Yeah, I find it can be useful in some stages of writing or researching. But by the time I’ve got a finished product there’s really no AI left in there.
I worked with someone that I later found out used AI to code her stuff. She knew how to code some, but didn’t understand a lot of fundamentals.
Turns out, she would have AI write most of it, tweak it to work with her test cases, and call it good.
Half of my time was spent fixing her code, and when she was fired, our customer complaints went way down.
The study they’re basing the ‘AI slows down programmers’ on forces software engineers to use AI in their workflow, without any previous experience with that workflow.
It does seem silly, but it’s perfectly aligned with the marketing hype that the AI companies are producing.
Are we counting the amount of junk code that you have to send back to Claude to rewrite because it’s spent the last month totally lobotomized yet they won’t issue refunds to paying customers?

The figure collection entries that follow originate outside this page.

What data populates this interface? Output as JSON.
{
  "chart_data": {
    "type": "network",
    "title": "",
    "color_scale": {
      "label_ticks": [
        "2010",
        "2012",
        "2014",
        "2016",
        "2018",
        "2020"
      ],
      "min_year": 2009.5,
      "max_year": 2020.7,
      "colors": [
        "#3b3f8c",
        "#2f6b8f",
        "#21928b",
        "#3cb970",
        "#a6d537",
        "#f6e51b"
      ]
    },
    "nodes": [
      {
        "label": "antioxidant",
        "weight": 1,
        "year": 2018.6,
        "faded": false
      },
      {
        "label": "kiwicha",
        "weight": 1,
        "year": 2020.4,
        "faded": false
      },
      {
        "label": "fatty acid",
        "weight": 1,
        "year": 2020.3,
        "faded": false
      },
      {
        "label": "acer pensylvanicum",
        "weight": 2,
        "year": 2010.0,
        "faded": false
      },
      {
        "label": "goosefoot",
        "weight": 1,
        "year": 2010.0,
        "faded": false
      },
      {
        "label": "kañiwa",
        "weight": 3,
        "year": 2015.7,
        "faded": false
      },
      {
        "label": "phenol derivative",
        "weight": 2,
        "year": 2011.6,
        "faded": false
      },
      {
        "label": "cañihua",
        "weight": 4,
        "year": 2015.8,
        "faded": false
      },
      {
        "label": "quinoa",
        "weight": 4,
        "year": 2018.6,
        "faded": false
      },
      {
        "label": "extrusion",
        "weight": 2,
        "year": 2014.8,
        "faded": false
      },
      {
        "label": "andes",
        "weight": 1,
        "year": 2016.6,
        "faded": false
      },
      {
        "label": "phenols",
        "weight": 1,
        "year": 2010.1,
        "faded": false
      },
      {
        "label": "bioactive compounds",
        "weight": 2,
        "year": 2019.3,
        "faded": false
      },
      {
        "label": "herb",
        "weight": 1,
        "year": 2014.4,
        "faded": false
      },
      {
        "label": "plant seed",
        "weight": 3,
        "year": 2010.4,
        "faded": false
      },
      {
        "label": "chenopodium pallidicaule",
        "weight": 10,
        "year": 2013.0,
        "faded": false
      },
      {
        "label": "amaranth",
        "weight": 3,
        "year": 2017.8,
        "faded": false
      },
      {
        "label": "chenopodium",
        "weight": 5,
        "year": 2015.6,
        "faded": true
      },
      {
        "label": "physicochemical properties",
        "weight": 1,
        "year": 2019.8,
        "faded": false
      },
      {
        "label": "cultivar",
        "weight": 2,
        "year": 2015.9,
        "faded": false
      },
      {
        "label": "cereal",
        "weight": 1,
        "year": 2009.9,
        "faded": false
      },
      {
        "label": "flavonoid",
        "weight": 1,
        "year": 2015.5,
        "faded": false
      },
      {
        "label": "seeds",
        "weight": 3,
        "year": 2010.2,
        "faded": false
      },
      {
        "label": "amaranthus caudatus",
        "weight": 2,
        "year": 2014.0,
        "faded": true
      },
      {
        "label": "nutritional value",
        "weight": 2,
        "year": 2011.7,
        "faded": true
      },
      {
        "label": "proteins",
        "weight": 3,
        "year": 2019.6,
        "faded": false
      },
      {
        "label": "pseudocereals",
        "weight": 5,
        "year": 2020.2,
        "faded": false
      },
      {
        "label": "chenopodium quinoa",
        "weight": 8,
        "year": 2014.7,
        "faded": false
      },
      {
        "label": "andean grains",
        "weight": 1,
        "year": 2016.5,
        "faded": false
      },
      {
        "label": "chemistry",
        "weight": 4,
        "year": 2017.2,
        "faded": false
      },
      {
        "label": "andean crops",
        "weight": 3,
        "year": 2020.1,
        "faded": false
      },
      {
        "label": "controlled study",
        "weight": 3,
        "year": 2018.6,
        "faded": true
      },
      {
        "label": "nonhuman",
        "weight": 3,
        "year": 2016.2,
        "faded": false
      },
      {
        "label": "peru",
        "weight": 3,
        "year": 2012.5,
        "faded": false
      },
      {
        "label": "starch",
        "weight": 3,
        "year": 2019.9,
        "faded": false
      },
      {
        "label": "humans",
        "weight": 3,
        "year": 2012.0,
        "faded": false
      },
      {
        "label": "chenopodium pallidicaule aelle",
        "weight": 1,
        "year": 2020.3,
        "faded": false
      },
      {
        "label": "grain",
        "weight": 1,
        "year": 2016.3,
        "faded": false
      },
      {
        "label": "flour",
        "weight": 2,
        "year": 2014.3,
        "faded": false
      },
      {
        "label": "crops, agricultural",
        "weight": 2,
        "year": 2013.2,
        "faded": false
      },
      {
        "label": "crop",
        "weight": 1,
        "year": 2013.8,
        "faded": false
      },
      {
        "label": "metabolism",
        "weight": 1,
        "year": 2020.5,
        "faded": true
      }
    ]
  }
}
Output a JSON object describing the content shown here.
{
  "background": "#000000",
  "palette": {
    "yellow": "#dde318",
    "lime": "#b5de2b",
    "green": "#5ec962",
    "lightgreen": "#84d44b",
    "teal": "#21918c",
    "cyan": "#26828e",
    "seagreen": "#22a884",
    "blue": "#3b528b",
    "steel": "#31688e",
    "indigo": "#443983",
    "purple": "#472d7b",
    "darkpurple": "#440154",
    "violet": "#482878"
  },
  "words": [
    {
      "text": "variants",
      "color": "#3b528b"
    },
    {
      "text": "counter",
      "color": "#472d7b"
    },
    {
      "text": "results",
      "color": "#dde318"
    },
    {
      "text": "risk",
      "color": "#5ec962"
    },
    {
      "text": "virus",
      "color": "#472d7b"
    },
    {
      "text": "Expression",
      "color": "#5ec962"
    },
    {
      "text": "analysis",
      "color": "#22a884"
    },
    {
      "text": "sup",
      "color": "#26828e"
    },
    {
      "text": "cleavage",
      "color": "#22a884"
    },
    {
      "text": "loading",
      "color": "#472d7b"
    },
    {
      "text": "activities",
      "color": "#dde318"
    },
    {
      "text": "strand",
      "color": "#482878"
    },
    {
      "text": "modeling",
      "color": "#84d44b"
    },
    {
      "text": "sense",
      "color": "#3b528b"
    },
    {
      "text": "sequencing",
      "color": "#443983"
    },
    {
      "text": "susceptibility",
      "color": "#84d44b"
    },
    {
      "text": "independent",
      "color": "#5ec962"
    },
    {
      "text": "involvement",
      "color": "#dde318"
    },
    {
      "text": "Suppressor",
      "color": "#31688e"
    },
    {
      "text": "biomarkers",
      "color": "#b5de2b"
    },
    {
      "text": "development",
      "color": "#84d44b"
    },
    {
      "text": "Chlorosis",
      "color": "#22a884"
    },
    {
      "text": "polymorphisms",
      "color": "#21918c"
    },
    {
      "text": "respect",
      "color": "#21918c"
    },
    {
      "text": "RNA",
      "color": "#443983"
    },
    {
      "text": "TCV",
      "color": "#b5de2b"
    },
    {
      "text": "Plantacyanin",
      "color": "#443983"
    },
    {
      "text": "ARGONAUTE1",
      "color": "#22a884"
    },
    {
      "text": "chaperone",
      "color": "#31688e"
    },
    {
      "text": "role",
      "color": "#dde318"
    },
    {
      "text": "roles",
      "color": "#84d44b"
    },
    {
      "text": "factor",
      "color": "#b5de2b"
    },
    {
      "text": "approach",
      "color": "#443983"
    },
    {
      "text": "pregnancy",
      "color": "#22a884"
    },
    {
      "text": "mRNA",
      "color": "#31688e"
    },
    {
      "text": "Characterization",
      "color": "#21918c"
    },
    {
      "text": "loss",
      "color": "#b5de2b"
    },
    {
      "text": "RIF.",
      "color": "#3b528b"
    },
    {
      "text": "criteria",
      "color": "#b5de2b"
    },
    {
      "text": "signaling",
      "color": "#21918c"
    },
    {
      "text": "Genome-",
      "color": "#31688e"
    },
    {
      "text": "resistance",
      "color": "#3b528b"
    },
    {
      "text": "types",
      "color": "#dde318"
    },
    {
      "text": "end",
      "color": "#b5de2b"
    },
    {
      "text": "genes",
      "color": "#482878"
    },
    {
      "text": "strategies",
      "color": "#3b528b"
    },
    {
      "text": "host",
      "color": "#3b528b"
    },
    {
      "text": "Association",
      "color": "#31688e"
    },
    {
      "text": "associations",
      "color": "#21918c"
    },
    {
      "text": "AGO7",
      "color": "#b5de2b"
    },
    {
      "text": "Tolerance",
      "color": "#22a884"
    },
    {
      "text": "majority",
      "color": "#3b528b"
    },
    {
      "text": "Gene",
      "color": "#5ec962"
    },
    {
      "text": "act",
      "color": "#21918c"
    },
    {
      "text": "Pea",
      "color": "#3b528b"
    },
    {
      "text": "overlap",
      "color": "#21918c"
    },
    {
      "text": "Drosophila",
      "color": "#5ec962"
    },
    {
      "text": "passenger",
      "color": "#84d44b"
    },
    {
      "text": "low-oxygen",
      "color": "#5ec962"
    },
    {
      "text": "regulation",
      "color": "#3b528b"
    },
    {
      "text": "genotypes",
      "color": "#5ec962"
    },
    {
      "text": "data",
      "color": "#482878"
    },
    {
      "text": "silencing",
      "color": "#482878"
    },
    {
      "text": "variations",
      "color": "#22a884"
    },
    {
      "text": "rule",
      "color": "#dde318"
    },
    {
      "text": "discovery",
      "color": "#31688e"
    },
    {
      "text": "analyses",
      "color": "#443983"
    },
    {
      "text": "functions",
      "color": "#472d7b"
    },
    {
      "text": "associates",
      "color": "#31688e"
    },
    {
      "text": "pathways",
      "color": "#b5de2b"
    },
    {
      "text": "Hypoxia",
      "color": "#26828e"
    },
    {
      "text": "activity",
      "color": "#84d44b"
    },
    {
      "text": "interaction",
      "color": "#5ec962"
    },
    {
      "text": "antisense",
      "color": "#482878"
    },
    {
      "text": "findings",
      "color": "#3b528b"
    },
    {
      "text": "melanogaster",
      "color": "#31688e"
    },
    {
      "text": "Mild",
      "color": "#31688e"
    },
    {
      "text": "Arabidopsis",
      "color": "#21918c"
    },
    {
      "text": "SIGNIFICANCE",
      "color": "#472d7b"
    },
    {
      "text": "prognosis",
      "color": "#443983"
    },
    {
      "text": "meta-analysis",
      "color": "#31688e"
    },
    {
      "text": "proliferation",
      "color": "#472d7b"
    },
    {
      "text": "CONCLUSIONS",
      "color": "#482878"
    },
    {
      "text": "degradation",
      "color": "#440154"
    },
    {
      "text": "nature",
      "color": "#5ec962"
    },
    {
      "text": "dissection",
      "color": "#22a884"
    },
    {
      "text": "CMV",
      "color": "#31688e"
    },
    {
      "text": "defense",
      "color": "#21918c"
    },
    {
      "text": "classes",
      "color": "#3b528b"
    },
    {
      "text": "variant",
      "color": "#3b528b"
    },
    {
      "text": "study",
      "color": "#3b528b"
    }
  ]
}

Because if we are, it has written a lot of code. It’s just awful code that frequently ignores the user’s input and rewrites the same bug over and over and over until you get rate limited or throw more money at Anthropic.
I can say 90% of PRs in my company clearly look or declared to be AI generated because of how random things that still slip by in the commits, so maybe he’s not wrong. In fact people are looked down upon if they aren’t using AI and are celebrated for figuring out how to effectively make AI do the job right. But I can’t say if that’s the case for other companies.
Well, 90% of code of which only 3% works. That sounds sbout right.
Or maybe try NOT putting LLM in charge of these other critical issues after seeing how much of a failure it is.
AI writes 100% of my code, but this is only a small percent of the overall development effort.
I use Copilot at work and overall enjoy using it. I’ve seen studies suggesting that it makes a dev maybe 15% more productive in the aggregate, which tracks with my own experience, assuming it’s used with a clear understanding of its strengths and weaknesses. No, it’s not replacing anyone, but it’s good for rubber ducking if nothing else.